When you buy a car, there is the sticker price and what you actually paid after haggling with the dealer over discounts. For pharmaceuticals, the media typically reports on list prices which are analogous to the “sticker price” for cars. However, what really matters is the net price, which is the price after discounts and rebates. One key question is, how well do Medicare Part D plans do at negotiating prices down from their list price.
A paper by Ippolito and Levy (2023) aims to answer that question using 2007-2019 data on drug prices and rebates from SSR Health and data on drug utilization from Medical Expenditure Panel Survey (MEPS).
Using these data, they compare the relative size of rebates for branded drug based on she share of patients who use the drug that are covered by Medicare Part D. The authors find that:
Net-to-list price ratios were negatively correlated with [Medicare market shares] MMS in the later years of our sample. In 2019, a 10% increase in MMS was associated with a significant 4.6% [95% CI: 2.1%, 7.1%] decrease in net-to-list ratio. Difference-in-differences showed net-to-list price ratios of drugs with above median MMS fell relative to those with below median MMS. By 2019, we observe an absolute reduction of −0.2 [95% CI: −0.29, −0.11], representing 28% reduction relative to the average ratio in 2010.
The study excludes physician administered drugs and drugs that are infrequently prescribed (i.e., <200,000 prescriptions).
The study finds that this relationship is stronger in later years, and hypothesize that changes in Part D benefit design form the Affordable Care Act and Bipartisan Budget Act of 2018 were a large reason for these additional discounts. The authors describe the specific policy change as follows:
In 2011, the Affordable Care Act phased the coverage gap down by requiring that manufacturers offer a 50 percent discount off of list price on brand drugs in that portion of the benefit. In addition to lowering spending by enrollees, these discounts were treated as if the enrollee had actually spent that money for purposes of determining where the beneficiary was in the benefit design. The Bipartisan Budget Act of 2018 increased these discounts to 70 percent, which lowered plan liability in this phase to just 5 percent.

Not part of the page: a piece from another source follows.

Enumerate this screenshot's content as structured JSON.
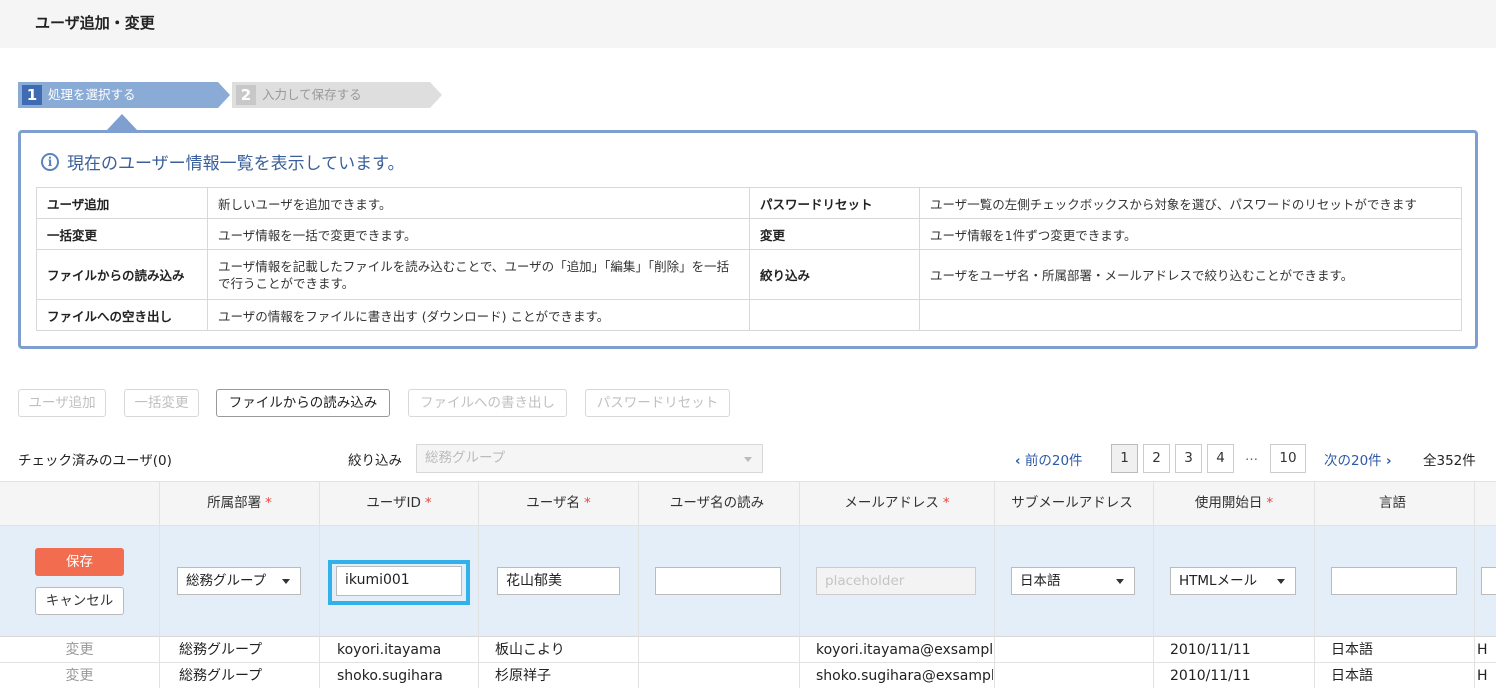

Is this a good thing? In a partial equilibrium sense, the answer is ‘yes’. Lower net prices are good for Medicare’s bottom line. However, increasing the rebates and discounts that manufacturers likely will result either in higher list prices–so that the net price remains constant–or the amount of R&D investments and new drugs coming to market will fall as drug reimbursement becomes less generous. Like anything in health economics, there are always tradeoffs.